И когда к нему ввели Шухевича, Гриньоха и Оберлендера, он улыбнулся им мягкой своей улыбкой, и они подошли к руке, и ощутили горький запах ладана, и Шухевич заплакал, и не скрывал своих слез, и Шептицкий положил руку на его пыльную, жесткую голову, и закрыл глаза, потому что в них была сейчас жалость к себе: после императоров, кардиналов, министров он снизошел до этих м а л е н ь к и х людей, которые отныне с м е ю т входить к нему в покои на рассвете, и поднимать его кресло, и выносить его на балкон, и показывать его толпе солдат, которые заполнили всю площадь перед домом, и как же сияют счастьем их глаза, как много их, какая сила за ними, и как з е м н ы они, склоняющиеся перед ним коленопреклоненно…
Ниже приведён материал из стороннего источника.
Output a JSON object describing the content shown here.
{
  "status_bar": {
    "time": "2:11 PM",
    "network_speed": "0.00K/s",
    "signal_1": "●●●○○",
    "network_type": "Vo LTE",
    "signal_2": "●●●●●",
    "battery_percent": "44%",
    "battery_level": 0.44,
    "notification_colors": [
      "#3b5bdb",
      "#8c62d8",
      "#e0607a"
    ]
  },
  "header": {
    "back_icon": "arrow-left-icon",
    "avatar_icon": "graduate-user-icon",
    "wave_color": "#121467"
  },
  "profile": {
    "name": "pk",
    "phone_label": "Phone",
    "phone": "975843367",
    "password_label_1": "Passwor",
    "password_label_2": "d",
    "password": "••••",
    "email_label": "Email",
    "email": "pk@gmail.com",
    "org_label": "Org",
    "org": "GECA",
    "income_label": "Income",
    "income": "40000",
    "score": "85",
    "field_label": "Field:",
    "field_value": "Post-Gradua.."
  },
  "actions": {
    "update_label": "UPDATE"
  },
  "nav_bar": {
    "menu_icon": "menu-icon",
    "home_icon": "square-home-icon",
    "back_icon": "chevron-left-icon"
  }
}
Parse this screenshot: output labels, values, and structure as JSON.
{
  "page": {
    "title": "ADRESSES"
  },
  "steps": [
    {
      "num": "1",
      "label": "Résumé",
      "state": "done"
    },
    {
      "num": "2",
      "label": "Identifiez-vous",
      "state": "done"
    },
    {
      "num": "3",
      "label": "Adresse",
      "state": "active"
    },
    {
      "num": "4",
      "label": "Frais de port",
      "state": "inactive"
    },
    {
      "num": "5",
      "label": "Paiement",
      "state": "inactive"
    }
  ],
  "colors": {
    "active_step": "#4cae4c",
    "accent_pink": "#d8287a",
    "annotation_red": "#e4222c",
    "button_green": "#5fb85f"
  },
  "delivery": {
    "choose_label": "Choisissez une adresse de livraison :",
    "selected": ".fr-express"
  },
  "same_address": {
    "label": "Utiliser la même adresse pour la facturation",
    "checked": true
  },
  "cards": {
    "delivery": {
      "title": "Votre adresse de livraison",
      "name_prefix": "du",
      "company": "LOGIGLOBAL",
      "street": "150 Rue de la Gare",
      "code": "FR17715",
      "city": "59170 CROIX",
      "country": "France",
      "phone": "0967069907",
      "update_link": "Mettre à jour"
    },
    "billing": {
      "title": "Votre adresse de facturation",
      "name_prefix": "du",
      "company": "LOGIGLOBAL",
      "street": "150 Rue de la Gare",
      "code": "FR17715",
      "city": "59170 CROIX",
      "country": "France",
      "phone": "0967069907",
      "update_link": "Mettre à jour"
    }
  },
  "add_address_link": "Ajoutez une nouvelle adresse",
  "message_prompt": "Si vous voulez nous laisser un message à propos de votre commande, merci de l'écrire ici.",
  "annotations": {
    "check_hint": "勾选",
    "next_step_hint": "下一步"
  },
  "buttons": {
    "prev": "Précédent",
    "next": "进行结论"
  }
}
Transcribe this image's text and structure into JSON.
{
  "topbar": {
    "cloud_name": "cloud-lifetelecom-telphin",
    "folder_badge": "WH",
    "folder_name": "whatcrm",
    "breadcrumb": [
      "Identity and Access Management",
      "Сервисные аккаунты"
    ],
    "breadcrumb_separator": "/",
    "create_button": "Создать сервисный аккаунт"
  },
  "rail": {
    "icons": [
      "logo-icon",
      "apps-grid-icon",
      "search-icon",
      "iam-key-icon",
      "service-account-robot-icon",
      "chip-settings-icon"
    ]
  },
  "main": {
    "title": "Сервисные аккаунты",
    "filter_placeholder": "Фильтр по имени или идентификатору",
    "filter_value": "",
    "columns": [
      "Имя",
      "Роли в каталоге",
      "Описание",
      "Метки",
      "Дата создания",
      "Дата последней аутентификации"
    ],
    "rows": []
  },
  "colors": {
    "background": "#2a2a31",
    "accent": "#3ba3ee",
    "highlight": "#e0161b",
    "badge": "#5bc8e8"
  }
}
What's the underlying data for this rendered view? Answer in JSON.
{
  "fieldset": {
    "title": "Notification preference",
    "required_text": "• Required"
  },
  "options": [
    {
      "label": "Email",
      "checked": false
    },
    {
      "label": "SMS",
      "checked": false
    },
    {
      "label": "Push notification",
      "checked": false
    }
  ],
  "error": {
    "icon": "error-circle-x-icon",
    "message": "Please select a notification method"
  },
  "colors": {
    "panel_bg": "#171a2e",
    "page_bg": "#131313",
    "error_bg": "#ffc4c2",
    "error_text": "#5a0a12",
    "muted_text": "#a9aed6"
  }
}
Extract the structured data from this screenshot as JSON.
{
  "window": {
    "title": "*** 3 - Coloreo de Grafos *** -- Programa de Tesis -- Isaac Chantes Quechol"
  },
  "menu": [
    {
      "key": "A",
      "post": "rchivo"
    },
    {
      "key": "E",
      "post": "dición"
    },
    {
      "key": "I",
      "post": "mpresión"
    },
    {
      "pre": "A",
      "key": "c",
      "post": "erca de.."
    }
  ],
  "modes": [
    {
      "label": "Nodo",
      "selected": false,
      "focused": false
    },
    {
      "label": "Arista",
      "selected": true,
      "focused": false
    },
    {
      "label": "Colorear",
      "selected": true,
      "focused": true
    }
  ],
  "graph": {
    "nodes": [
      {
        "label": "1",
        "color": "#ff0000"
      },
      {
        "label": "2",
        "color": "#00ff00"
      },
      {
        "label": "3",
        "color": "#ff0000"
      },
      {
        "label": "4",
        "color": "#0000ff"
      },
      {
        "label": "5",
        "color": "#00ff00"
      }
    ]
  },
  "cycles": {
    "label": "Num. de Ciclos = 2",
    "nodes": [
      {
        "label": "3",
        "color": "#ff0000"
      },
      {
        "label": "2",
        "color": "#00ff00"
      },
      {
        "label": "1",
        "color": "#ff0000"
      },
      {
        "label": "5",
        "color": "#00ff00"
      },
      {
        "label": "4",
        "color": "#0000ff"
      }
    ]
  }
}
Что-то давнее, забытое заклокотало вдруг в груди Шептицкого, он вновь поверил в свое изначалие, в то, что может вернуться прежнее, когда он был ч и с т, опираясь на свою силу; что-то горячее застило глаза ему, и он ощутил свою силу в силе этих солдат чужой армии, но одной с ним крови, и он простер руки, и послал благословенье, и слезы были в глазах легионеров, и слезы были в его глазах, и тишина была, и грянул колокол, и пронесся вздох — освобожденный вздох с в е р ш е н ь я, и затрещали мотоциклетные моторы, и взбросили свои жилистые тела легионеры в седла, и понеслись по утреннему городу, по пустым и затаенным улицам — вершить свою правду и суд, утверждать новую владу… Ведь они получили благословенье, они т е п е р ь могут, они все м о г у т теперь, ибо бремя с их плеч снято в ы с ш и м, тем, чего у самого Щептицкого никогда не было, — оттого он и ощущал в себе пустоту.
ОЧИЩЕНИЕ КРОВЬЮ
Бандера приехал во Львов вечером того же дня — в парике, под чужой фамилией. Поселился он на конспиративной квартире, в доме напротив своего родного Политехнического института — он знал здесь все проходные дворы, похожие на гулкие колодцы, где вместо пахучих желтых бревен — тяжелый камень. Но схожесть с сельским, милым сердцу Бандеры колодцем оставалась, и только потом уже «вождь» понял, отчего это было: балкончики, увитые плющом и горошком, возвращали его к отчему дому в деревне.
Возле двери в маленькой темной прихожей — света в городе не было: большевики, уходя, порушили электростанцию — замерли трое телохранителей из оуновской СБ, «службы безпеки». Бандера и Ярослав Стецко сидели в прокуренной комнате, окна которой выходили в тихий дворик, и молчали — один листал книгу, не понимая, что в ней написано, другой завороженно смотрел на громоздкий телефонный аппарат. Время тянулось ш е р ш а в о и слышно. Сейчас решалось главное: Бандера отдавал себе отчет в том, что тот, кто завоюет Святоюрскую гору, тот завоюет власть. Он отдавал себе отчет в том, что Шептицкий, духовный пастырь Мельника, его давний покровитель, должен принять решение сложное и бескомпромиссное: или он поддерживает украинских борцов, первыми вошедших во Львов под знаменами национальной свободы, или он лишает их поддержки; то, что он благословил сотню легионеров — лишь первый шаг; сейчас он должен благословить одного Бандеру, именно Бандеру, а никак не Мельника, сидящего в далеком краковском тылу.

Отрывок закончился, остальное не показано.